Les Core Web Vitals sont le cadre de mesure officiel de Google pour évaluer l'expérience technique d'un site web. Les trois métriques sont claires : LCP pour la vitesse d'affichage (seuil à 2,5 secondes), CLS pour la stabilité visuelle (seuil à 0,1), et INP pour la réactivité (seuil à 200 millisecondes). Les outils pour les mesurer sont gratuits et accessibles. Les actions d'optimisation sont concrètes : optimiser les images, dimensionner les éléments, précharger les ressources critiques, auditer les scripts tiers, et tester sur mobile.

Webflow offre une base solide pour les Core Web Vitals grâce à son hébergement CDN, son code propre et l'absence de plugins. Mais même sur Webflow, la vigilance reste nécessaire sur les animations, les polices, les embeds et la compression des images. La performance n'est pas un acquis : c'est un indicateur à suivre régulièrement.

Si vous souhaitez un audit de performance de votre site ou un accompagnement pour optimiser vos Core Web Vitals dans le cadre d'une refonte ou d'une optimisation, vous pouvez nous contacter pour un premier échange. Nous partirons de vos scores actuels pour identifier les actions prioritaires.

Core Web Vitals : comprendre et optimiser votre site

FAQ

Les Core Web Vitals sont trois indicateurs définis par Google pour évaluer la qualité de l'expérience utilisateur sur un site Web : LCP (vitesse de chargement du contenu principal), CLS (stabilité visuelle de la page) et INP (réactivité aux interactions). Ils font partie des facteurs de classement de Google et ont un impact direct sur le classement des recherches et les conversions.
Oui. Google utilise les Core Web Vitals comme facteur de classement. Un bon score ne garantit pas une première place (le contenu reste la priorité), mais lorsque contenu et pertinence sont égaux, Google privilégie la page qui offre la meilleure expérience technique. L'impact est particulièrement significatif sur les recherches effectuées à partir d'appareils mobiles.
Trois outils Google gratuits vous permettent de les mesurer. PageSpeed Insights analyse une page donnée et fournit des scores avec des recommandations. La Google Search Console offre une vue d'ensemble du site qui permet d'identifier les pages problématiques. Lighthouse (dans Chrome DevTools) propose un audit technique détaillé. Les données de terrain (Search Console, PageSpeed Insights) reflètent l'expérience utilisateur réelle et sont les plus fiables.
Le LCP (Largest Contentful Paint) mesure la vitesse de chargement du contenu principal de la page (seuil : inférieur à 2,5 secondes). Le CLS (Cumulative Layout Shift) mesure la stabilité visuelle en détectant les éléments qui « sautent » pendant le chargement (seuil : inférieur à 0,1).

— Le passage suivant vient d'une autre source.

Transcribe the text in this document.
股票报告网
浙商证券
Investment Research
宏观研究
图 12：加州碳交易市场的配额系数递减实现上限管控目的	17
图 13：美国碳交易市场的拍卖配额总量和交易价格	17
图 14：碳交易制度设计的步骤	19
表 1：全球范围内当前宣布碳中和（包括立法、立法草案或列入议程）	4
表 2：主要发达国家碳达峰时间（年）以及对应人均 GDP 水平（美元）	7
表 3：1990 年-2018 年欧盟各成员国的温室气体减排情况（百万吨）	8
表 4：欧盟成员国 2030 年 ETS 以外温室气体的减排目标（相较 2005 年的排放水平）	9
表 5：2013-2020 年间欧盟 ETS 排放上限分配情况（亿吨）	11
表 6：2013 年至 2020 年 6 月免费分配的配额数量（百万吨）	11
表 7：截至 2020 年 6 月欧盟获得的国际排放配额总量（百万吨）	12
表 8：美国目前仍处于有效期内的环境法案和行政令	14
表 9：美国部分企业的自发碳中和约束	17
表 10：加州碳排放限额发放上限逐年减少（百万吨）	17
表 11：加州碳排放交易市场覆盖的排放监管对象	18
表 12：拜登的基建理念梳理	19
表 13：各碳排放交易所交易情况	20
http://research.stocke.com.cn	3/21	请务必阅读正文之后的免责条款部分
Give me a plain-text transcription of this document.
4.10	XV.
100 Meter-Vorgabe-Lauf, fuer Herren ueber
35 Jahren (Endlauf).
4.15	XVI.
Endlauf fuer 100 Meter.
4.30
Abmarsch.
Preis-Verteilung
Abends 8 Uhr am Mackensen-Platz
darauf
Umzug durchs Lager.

L'INP (Interaction to Next Paint) mesure la réactivité du site aux interactions des utilisateurs, telles que les clics et les tapotements (seuil : inférieur à 200 millisecondes). L'INP a remplacé le FID en mars 2024.
Oui. Webflow offre plusieurs avantages natifs : un CDN global performant, un code HTML/CSS propre sans surcharge des plugins, des images automatiquement converties en WebP, un chargement différé natif et une compression activée par défaut. Ces caractéristiques constituent une base de performance solide. Les domaines à surveiller incluent les animations complexes, les polices personnalisées, les intégrations tierces et les images surdimensionnées qui doivent être compressées avant l'upload.
Une vérification mensuelle dans Google Search Console est une bonne pratique. Il est également recommandé de mesurer les scores après chaque modification importante du site (ajout de fonctionnalités, nouveau script, mise à jour du contenu, modification de la police ou de l'image). Un bon score peut se dégrader après un ajout apparemment mineur, et le récupérer rapidement vous permet de le corriger avant que l'impact sur le référencement ne se fasse sentir.